Она повлекла Валентину за собой в гостиную, осыпая ее самыми горькими упреками и самыми жестокими обвинениями. Валентина бормотала что-то в свое оправдание; она радовалась, что ее избавили от необходимости давать объяснения по поводу столь долгой отлучки, что потребовало бы от нее немалого присутствия духа. В гостиной бабушка попивала чай и, увидев внучку, протянула к ней обе руки.
– Наконец-то, детка! А знаешь, сколько беспокойства причинила ты матери? Я была уверена, что ничего дурного с тобой не могло случиться в нашей округе, где все почитают имя, которое ты носишь. Поди поцелуй меня, и забудем все. Ты нашлась, и ко мне вернулся аппетит. После этой тряски в карете я, оказывается, чертовски проголодалась.
С этими словами старуха маркиза, сохранившая до сих пор все зубы, откусила кусочек гренка, которые на английский манер готовила ей компаньонка. Достаточно было поглядеть, как возится компаньонка с этими гренками, чтобы понять, сколь требовательна маркиза в части приготовления еды. Тем временем графиня, чья гордыня и бешеный нрав были в лучшем случае неистребимыми пороками слишком впечатлительной души, теряя сознание от избытка чувств, рухнула в кресло.

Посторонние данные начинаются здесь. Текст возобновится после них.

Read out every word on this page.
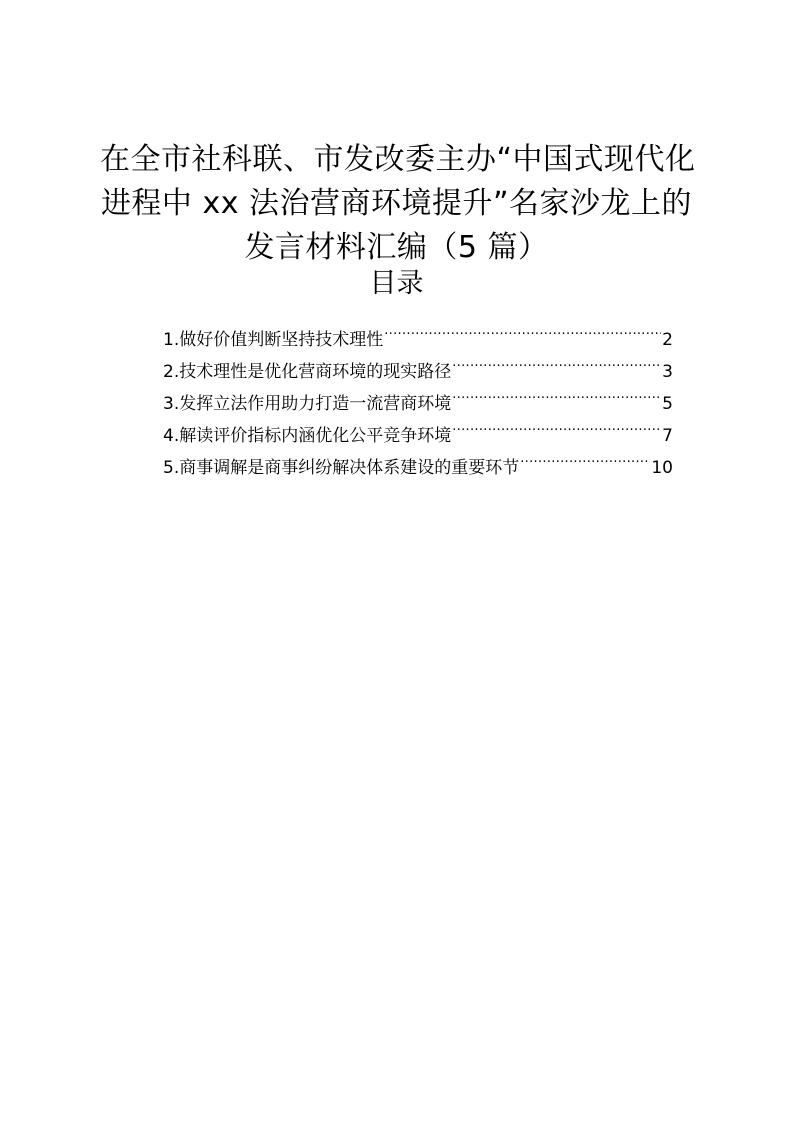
在全市社科联、市发改委主办“中国式现代化
进程中 xx 法治营商环境提升”名家沙龙上的
发言材料汇编（5 篇）
目录
1.做好价值判断坚持技术理性 .....	2
2.技术理性是优化营商环境的现实路径 .....	3
3.发挥立法作用助力打造一流营商环境 .....	5
4.解读评价指标内涵优化公平竞争环境 .....	7
5.商事调解是商事纠纷解决体系建设的重要环节 .....	10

Валентина бросилась к матери, опустилась перед ней на колени, распустила шнуровку на корсете и стала покрывать ее руки поцелуями, обливая их слезами. При виде материнских страданий она искренне раскаялась в том, что наслаждалась счастьем нежданной встречи с сестрой. Маркиза поднялась из-за стола, почти не скрывая досады, что ей пришлось прервать ужин; легко и проворно она подошла к невестке и стала хлопотать возле нее, уверяя, что все обойдется.
Открыв глаза, графиня оттолкнула Валентину, твердя, что дочь слишком ее огорчила и поэтому ее забота неискренняя. Несчастная девушка, заламывая руки, все еще рыдала, молила о прощении, но ей строго приказали немедленно идти спать и отказали в материнском поцелуе.
Маркиза, которой нравилось играть роль ангела-хранителя семейства Рембо, опираясь на руку внучки, проводила ту до спальни и, поцеловав на прощание в лоб, сказала:
– Ну, ну, малышка, не расстраивайся так. Твоя мать весь вечер была в дурном настроении, но это пустяки… Нечего тебе печалиться, не то завтра у тебя лицо будет красным, а это вряд ли понравится нашему милейшему де Лансаку.
Валентина попыталась улыбнуться, но, очутившись в своей спальне, сразу же бросилась на постель, изнемогая от горя, счастья, усталости, страха, надежды – такое множество чувств теснилось в ее сердце.
Через час в коридоре раздались шаги и звон шпор, известивший о появлении де Лансака. Маркиза, никогда не ложившаяся раньше полуночи, зазвала его в свои покои, и Валентина, услышав их голоса, тоже проскользнула в бабушкину спальню.